The Adirondack Council’s 2020 VISION program plans (published starting in 1988) recommended key additions, about two-thirds of which have been purchased or otherwise protected by the state. The initial stages of the Council’s VISION 2050 park-improvement project are currently underway.

The preserve is intermixed with a patchwork of commercial timberlands, private estates, farms, resorts and 130 rural communities, only nine of which are large enough to be incorporated villages. The park covers parts of 92 towns within 12 counties. More than 130,000 people reside in the park year-round.

Normally, summer weather sees the park’s population swell to twice that number with the addition of seasonal homeowners and renters. In the age of COVID, real estate sales have skyrocketed, as has the year-round population. The shift began during and just after the federal census, so the trends haven’t yet been quantified.

“It is clear that COVID has changed a lot about the economy and people don’t feel as tied to a city and an office building as they once felt,” he said. “That means an opportunity to turn many declining Adirondack communities into more vibrant and lively places with sustainable populations and brighter futures.
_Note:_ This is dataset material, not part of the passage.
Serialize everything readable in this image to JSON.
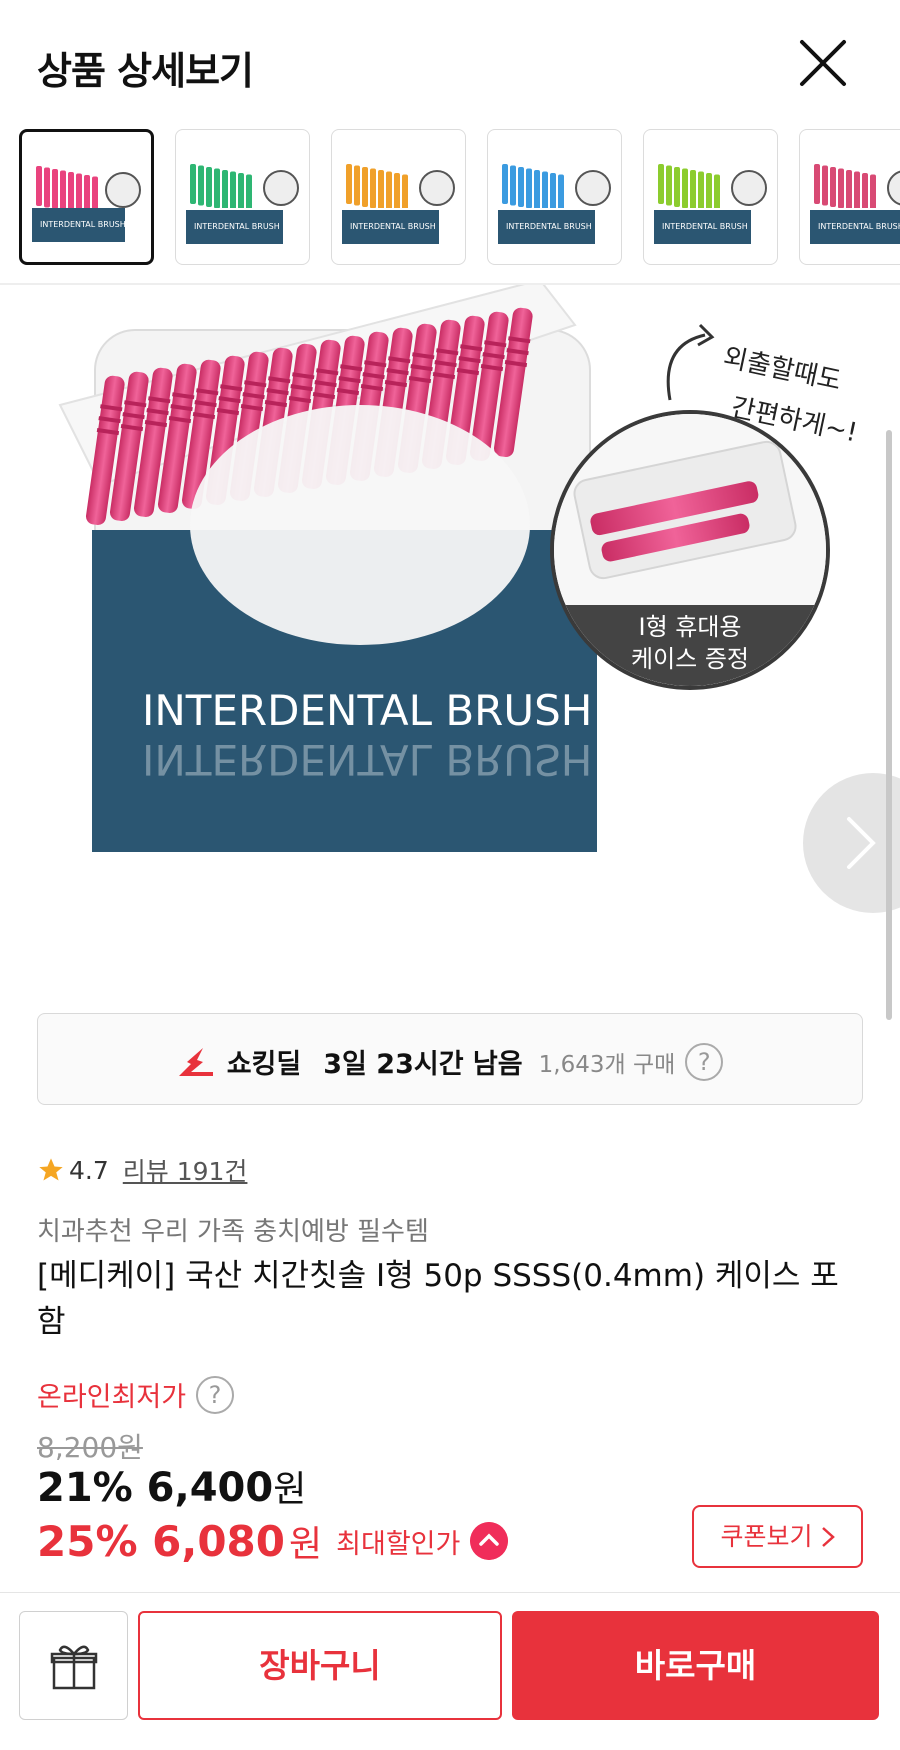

It also means more challenges handling more visitors and more residents while protecting the environment that makes this park a great place to live and work.”

The Adirondack Council envisions a Park with clean water and clean air, comprised of core wilderness areas, surrounded by farms and working forests, and vibrant communities. The Adirondack Council carries out its mission through research, education, advocacy and legal action. Adirondack Council advocates live in all 50 United States.